Philosophe d'origine juive, Edith Stein fit ses premières études universitaires à Breslau, sa ville natale. En 1911, elle rejoint Husserl et son école à Göttingen ; en 1915, elle s'engage comme aide-infirmière dans un hôpital militaire ; en 1916, elle présente sa thèse de doctorat sur l'Einfühlung ou « empathie », et accepte la charge d'assistante privée de Husserl. Dès 1918, ayant renoncé à continuer à travailler avec ce dernier, elle cherche à se faire habiliter dans une université allemande, sans succès.

Entre-temps — et cela est déjà sensible dans sa thèse —, Edith Stein ressent un intérêt croissant pour la religion ; d'abord, sous l'influence de Max Scheler, comme un système de valeurs qui mérite attention, puis (à l'occasion de la mort d'Adolf Reinach en 1917) comme une source de courage, d'espérance et de paix dans le malheur. Cette inclination ainsi que d'autres événements plus personnels la conduisent à se convertir au christianisme et à demander le baptême dans l'Église catholique. La lecture de la Vie de Thérèse d'Ávila semble avoir joué un rôle décisif dans cette démarche.
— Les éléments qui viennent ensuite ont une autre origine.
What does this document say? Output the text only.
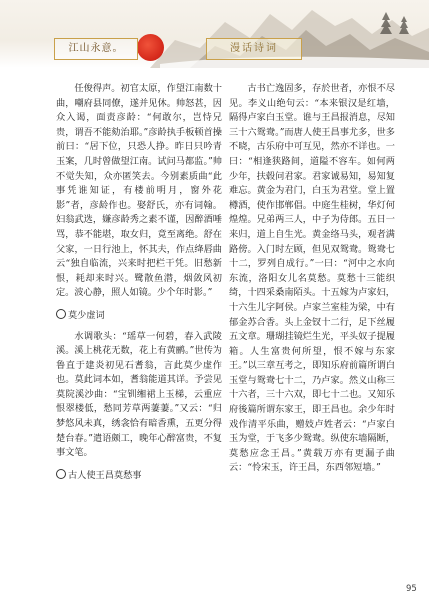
江山永意。	漫话诗词

任俊得声。初官太原，作望江南数十曲，嘲府县同僚，遂并见休。帅怒甚，因众入谒，面责彦龄：“何敢尔，岂恃兄贵，谓吾不能劾治耶。”彦龄执手板顿首操前曰：“居下位，只恐人挣。昨日只吟青玉案，几时曾做望江南。试问马都监。”帅不觉失知，众亦匿笑去。今别素质曲“此事凭谁知证，有楼前明月，窗外花影”者，彦龄作也。娶舒氏，亦有词翰。妇翁武选，嫌彦龄秀之素不谨，因醉酒唾骂，恭不能堪，取女归，竟至离绝。舒在父家，一日行池上，怀其夫，作点绛唇曲云“独自临流，兴来时把栏干凭。旧愁新恨，耗却来时兴。鹭散鱼潜，烟敛风初定。波心静，照人如镜。少个年时影。”

莫少虚词

水调歌头：“瑶草一何碧，春入武陵溪。溪上桃花无数，花上有黄鹂。”世传为鲁直于建炎初见石耆翁，言此莫少虚作也。莫此词本如，耆翁能道其详。予尝见莫院溪沙曲：“宝钏缃裙上玉梯，云重应恨翠楼低，愁同芳草两萋萋。”又云：“归梦悠风未真，绣衾恰有暗香熏，五更分得楚台春。”遣语颇工，晚年心醉富贵，不复事文笔。

古人使王昌莫愁事

古书亡逸固多，存於世者，亦恨不尽见。李义山绝句云：“本来银汉是红墙，隔得卢家白玉堂。谁与王昌报消息，尽知三十六鸳鸯。”而唐人使王昌事尤多，世多不晓，古乐府中可互见，然亦不详也。一曰：“相逢狭路间，道隘不容车。如何两少年，扶毂问君家。君家诚易知，易知复难忘。黄金为君门，白玉为君堂。堂上置樽酒，使作邯郸倡。中庭生桂树，华灯何煌煌。兄弟两三人，中子为侍郎。五日一来归，道上自生光。黄金络马头，观者满路傍。入门时左顾，但见双鸳鸯。鸳鸯七十二，罗列自成行。”一曰：“河中之水向东流，洛阳女儿名莫愁。莫愁十三能织绮，十四采桑南陌头。十五嫁为卢家妇，十六生儿字阿侯。卢家兰室桂为梁，中有郁金苏合香。头上金钗十二行，足下丝履五文章。珊瑚挂镜烂生光，平头奴子提履箱。人生富贵何所望，恨不嫁与东家王。”以三章互考之，即知乐府前篇所谓白玉堂与鸳鸯七十二，乃卢家。然义山称三十六者，三十六双，即七十二也。又知乐府後篇所谓东家王，即王昌也。余少年时戏作清平乐曲，赠妓卢姓者云：“卢家白玉为堂，于飞多少鸳鸯。纵使东墙隔断，莫愁应念王昌。”黄载万亦有更漏子曲云：“怜宋玉，许王昌，东西邻短墙。”

95
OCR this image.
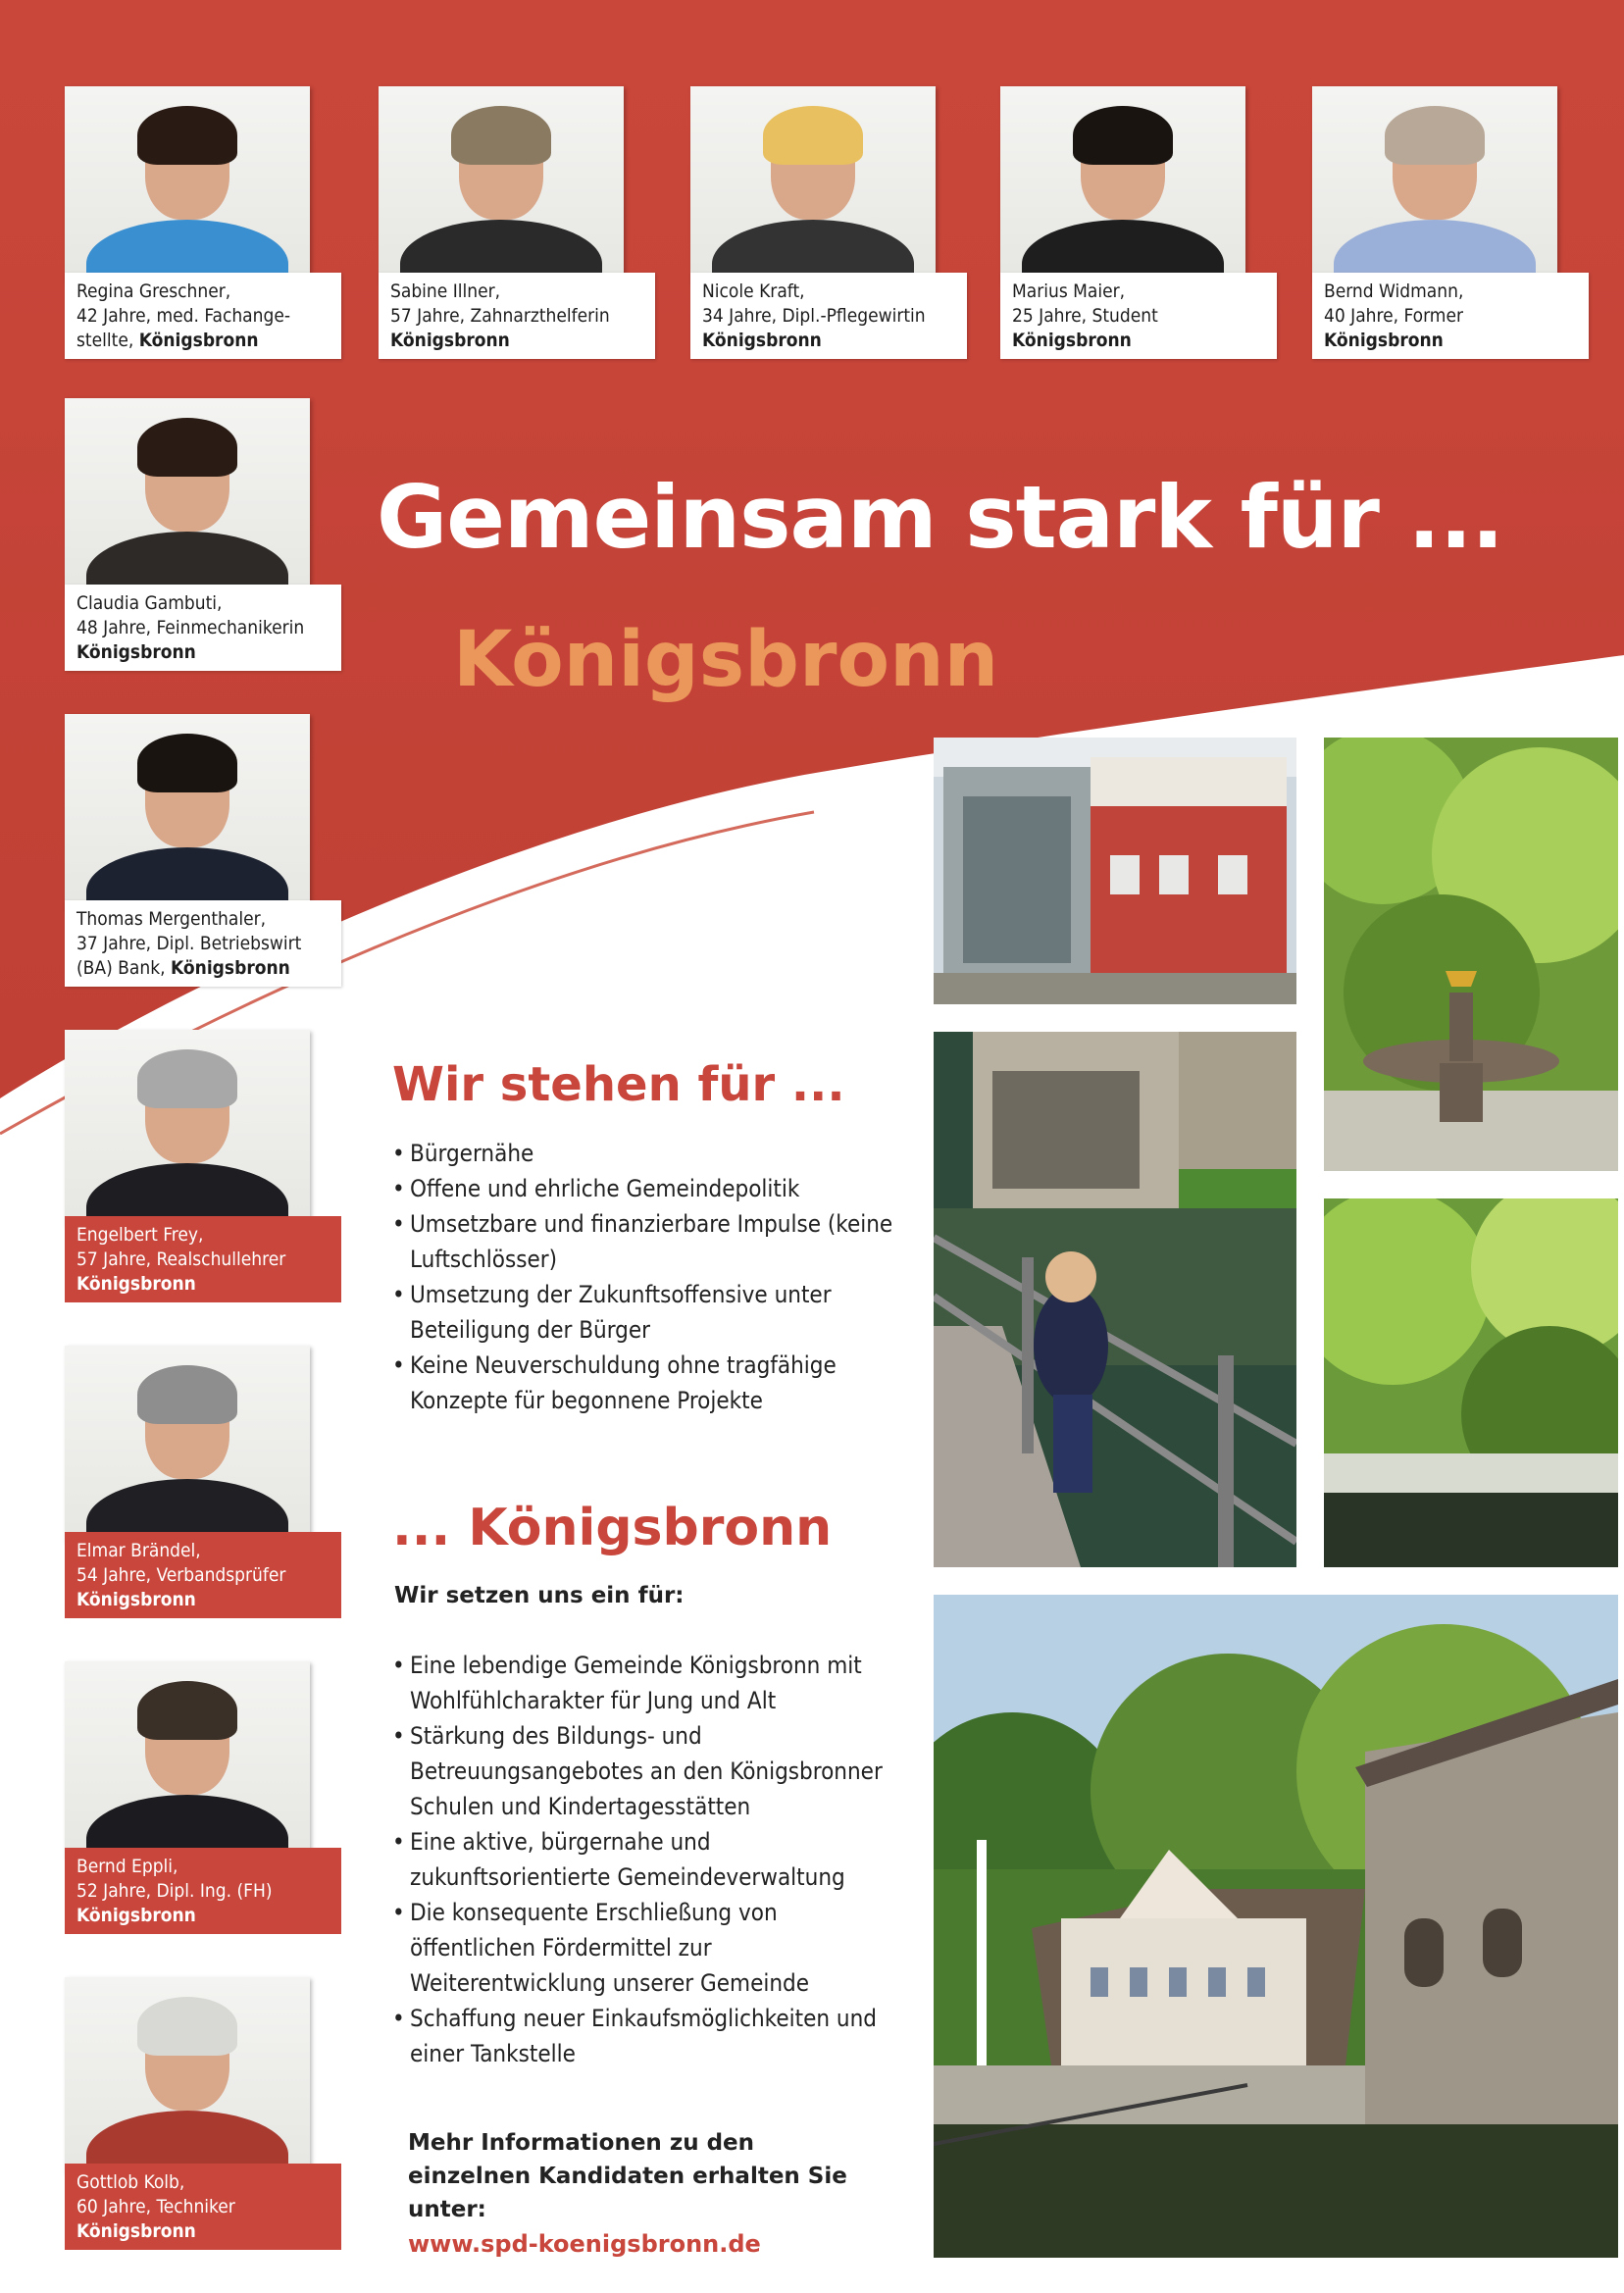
Gemeinsam stark für ...
Königsbronn
Regina Greschner,
42 Jahre, med. Fachange-
stellte, Königsbronn
Sabine Illner,
57 Jahre, Zahnarzthelferin
Königsbronn
Nicole Kraft,
34 Jahre, Dipl.-Pflegewirtin
Königsbronn
Marius Maier,
25 Jahre, Student
Königsbronn
Bernd Widmann,
40 Jahre, Former
Königsbronn
Claudia Gambuti,
48 Jahre, Feinmechanikerin
Königsbronn
Thomas Mergenthaler,
37 Jahre, Dipl. Betriebswirt
(BA) Bank, Königsbronn
Engelbert Frey,
57 Jahre, Realschullehrer
Königsbronn
Elmar Brändel,
54 Jahre, Verbandsprüfer
Königsbronn
Bernd Eppli,
52 Jahre, Dipl. Ing. (FH)
Königsbronn
Gottlob Kolb,
60 Jahre, Techniker
Königsbronn
Wir stehen für ...
• Bürgernähe
• Offene und ehrliche Gemeindepolitik
• Umsetzbare und finanzierbare Impulse (keine Luftschlösser)
• Umsetzung der Zukunftsoffensive unter Beteiligung der Bürger
• Keine Neuverschuldung ohne tragfähige Konzepte für begonnene Projekte
... Königsbronn

Wir setzen uns ein für:

• Eine lebendige Gemeinde Königsbronn mit Wohlfühlcharakter für Jung und Alt
• Stärkung des Bildungs- und Betreuungsangebotes an den Königsbronner Schulen und Kindertagesstätten
• Eine aktive, bürgernahe und zukunftsorientierte Gemeindeverwaltung
• Die konsequente Erschließung von öffentlichen Fördermittel zur Weiterentwicklung unserer Gemeinde
• Schaffung neuer Einkaufsmöglichkeiten und einer Tankstelle

Mehr Informationen zu den einzelnen Kandidaten erhalten Sie unter:

www.spd-koenigsbronn.de
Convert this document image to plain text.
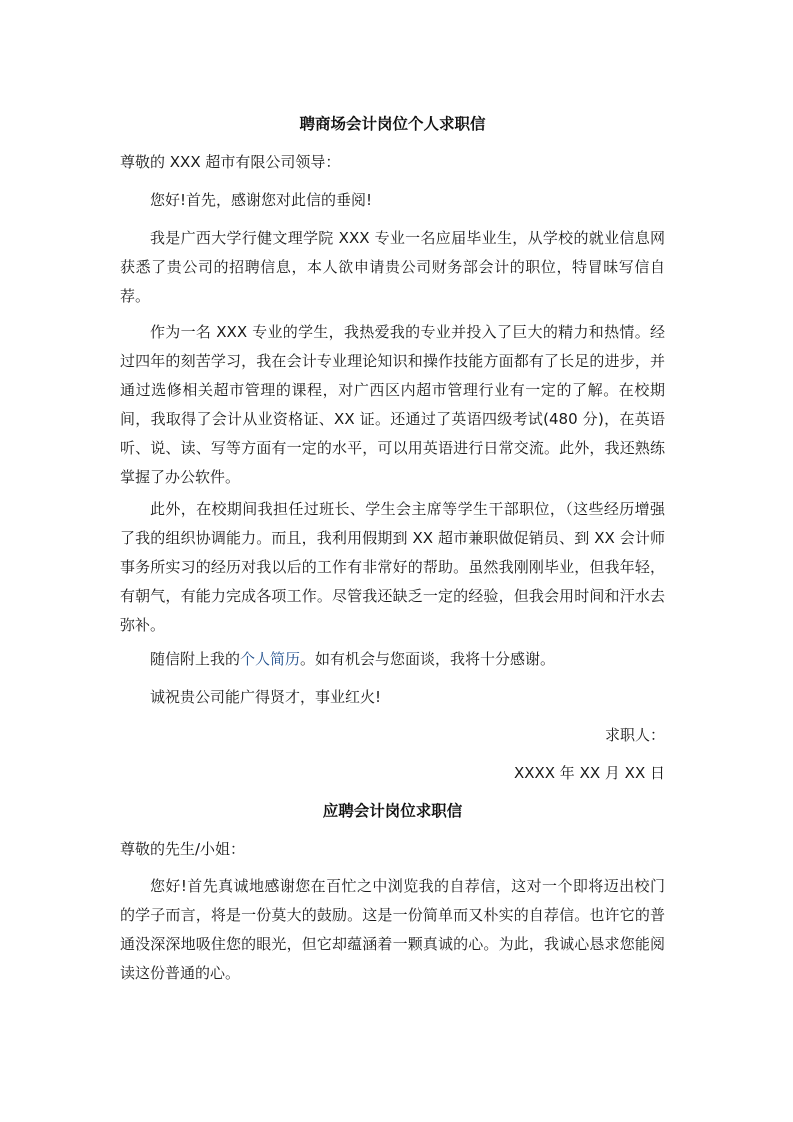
聘商场会计岗位个人求职信
尊敬的 XXX 超市有限公司领导：

您好!首先，感谢您对此信的垂阅!

我是广西大学行健文理学院 XXX 专业一名应届毕业生，从学校的就业信息网获悉了贵公司的招聘信息，本人欲申请贵公司财务部会计的职位，特冒昧写信自荐。

作为一名 XXX 专业的学生，我热爱我的专业并投入了巨大的精力和热情。经过四年的刻苦学习，我在会计专业理论知识和操作技能方面都有了长足的进步，并通过选修相关超市管理的课程，对广西区内超市管理行业有一定的了解。在校期间，我取得了会计从业资格证、XX 证。还通过了英语四级考试(480 分)，在英语听、说、读、写等方面有一定的水平，可以用英语进行日常交流。此外，我还熟练掌握了办公软件。

此外，在校期间我担任过班长、学生会主席等学生干部职位，（这些经历增强了我的组织协调能力。而且，我利用假期到 XX 超市兼职做促销员、到 XX 会计师事务所实习的经历对我以后的工作有非常好的帮助。虽然我刚刚毕业，但我年轻，有朝气，有能力完成各项工作。尽管我还缺乏一定的经验，但我会用时间和汗水去弥补。

随信附上我的个人简历。如有机会与您面谈，我将十分感谢。

诚祝贵公司能广得贤才，事业红火!

求职人：
XXXX 年 XX 月 XX 日
应聘会计岗位求职信
尊敬的先生/小姐：

您好!首先真诚地感谢您在百忙之中浏览我的自荐信，这对一个即将迈出校门的学子而言，将是一份莫大的鼓励。这是一份简单而又朴实的自荐信。也许它的普通没深深地吸住您的眼光，但它却蕴涵着一颗真诚的心。为此，我诚心恳求您能阅读这份普通的心。
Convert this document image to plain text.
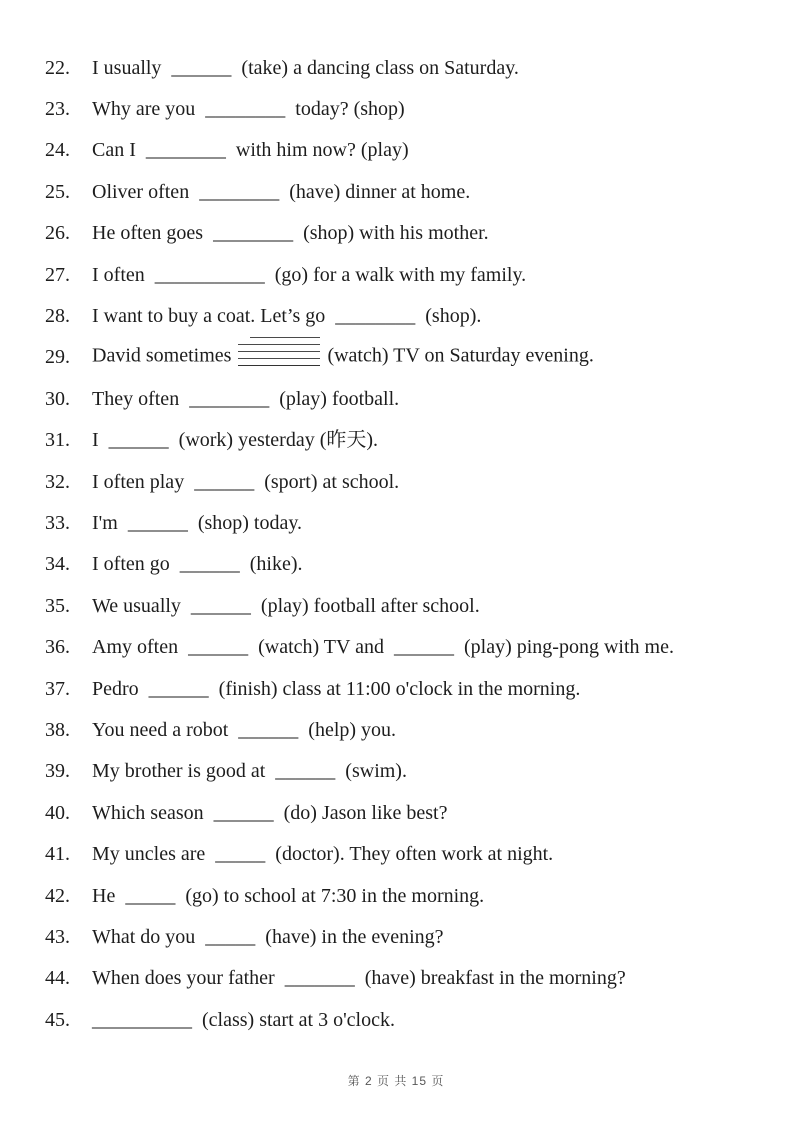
22.	I usually  ______  (take) a dancing class on Saturday.
23.	Why are you  ________  today? (shop)
24.	Can I  ________  with him now? (play)
25.	Oliver often  ________  (have) dinner at home.
26.	He often goes  ________  (shop) with his mother.
27.	I often  ___________  (go) for a walk with my family.
28.	I want to buy a coat. Let’s go  ________  (shop).
29.	David sometimes	(watch) TV on Saturday evening.
30.	They often  ________  (play) football.
31.	I  ______  (work) yesterday (昨天).
32.	I often play  ______  (sport) at school.
33.	I'm  ______  (shop) today.
34.	I often go  ______  (hike).
35.	We usually  ______  (play) football after school.
36.	Amy often  ______  (watch) TV and  ______  (play) ping-pong with me.
37.	Pedro  ______  (finish) class at 11:00 o'clock in the morning.
38.	You need a robot  ______  (help) you.
39.	My brother is good at  ______  (swim).
40.	Which season  ______  (do) Jason like best?
41.	My uncles are  _____  (doctor). They often work at night.
42.	He  _____  (go) to school at 7:30 in the morning.
43.	What do you  _____  (have) in the evening?
44.	When does your father  _______  (have) breakfast in the morning?
45.	__________  (class) start at 3 o'clock.
第 2 页 共 15 页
Renonçant provisoirement à postuler son entrée au Carmel, elle enseigne de 1922 à 1932 dans un lycée de dominicains à Spire. Elle prend contact avec la philosophie de Thomas d'Aquin, entreprend, sur l'invitation du père Erich Przywara, S. J., de traduire les Quaestiones disputatae de veritate, entretient ou poursuit une active correspondance, en particulier avec Roman Ingarden, et se fait connaître comme conférencière, notamment sur des questions touchant le rôle et la vocation spécifiques de la femme. En 1932, elle est appelée à enseigner à l'Institut de pédagogie de Münster, mais, un an plus tard, se voit interdite d'enseignement en qualité de juive.

Plus rien ne la retient d'entrer au Carmel, avec résidence d'abord à Cologne, puis en 1938, par mesure de sécurité, à Echt en Hollande. C'est de là qu'en 1942, à la suite de la protestation des évêques de Hollande contre les persécutions des juifs, elle sera déportée à Auschwitz et gazée. Elle est béatifiée le 1er mai 1987.

La production philosophique d'Edith Stein est étroitement liée aux étapes de sa vie. Parmi ses travaux proprement phénoménologiques, rappelons sa thèse sur l'Einfühlung (1917), c'est-à-dire l'expérience d'autrui ; il faut citer également les Beiträge zur philosophischen Begründung der Geisteswissenschaften (1922), qui épousent, dans une perspective proche de celle de Dilthey, le projet husserlien de donner ses assises définitives à tout l'édifice de la science. Témoignant également de la permanence des préoccupations psychologiques d'Edith Stein, ces Beiträge précèdent une Untersuchung über den Staat (1925) où l'on ressent, entre autres influences, celle de Reinach et de sa théorie de l'essence du droit. À quoi s'ajoute un travail harassant sur les brouillons de Husserl, sans lequel Heidegger n'eût pu mettre au net le texte sur le Inneres Zeitbewusstsein (1928).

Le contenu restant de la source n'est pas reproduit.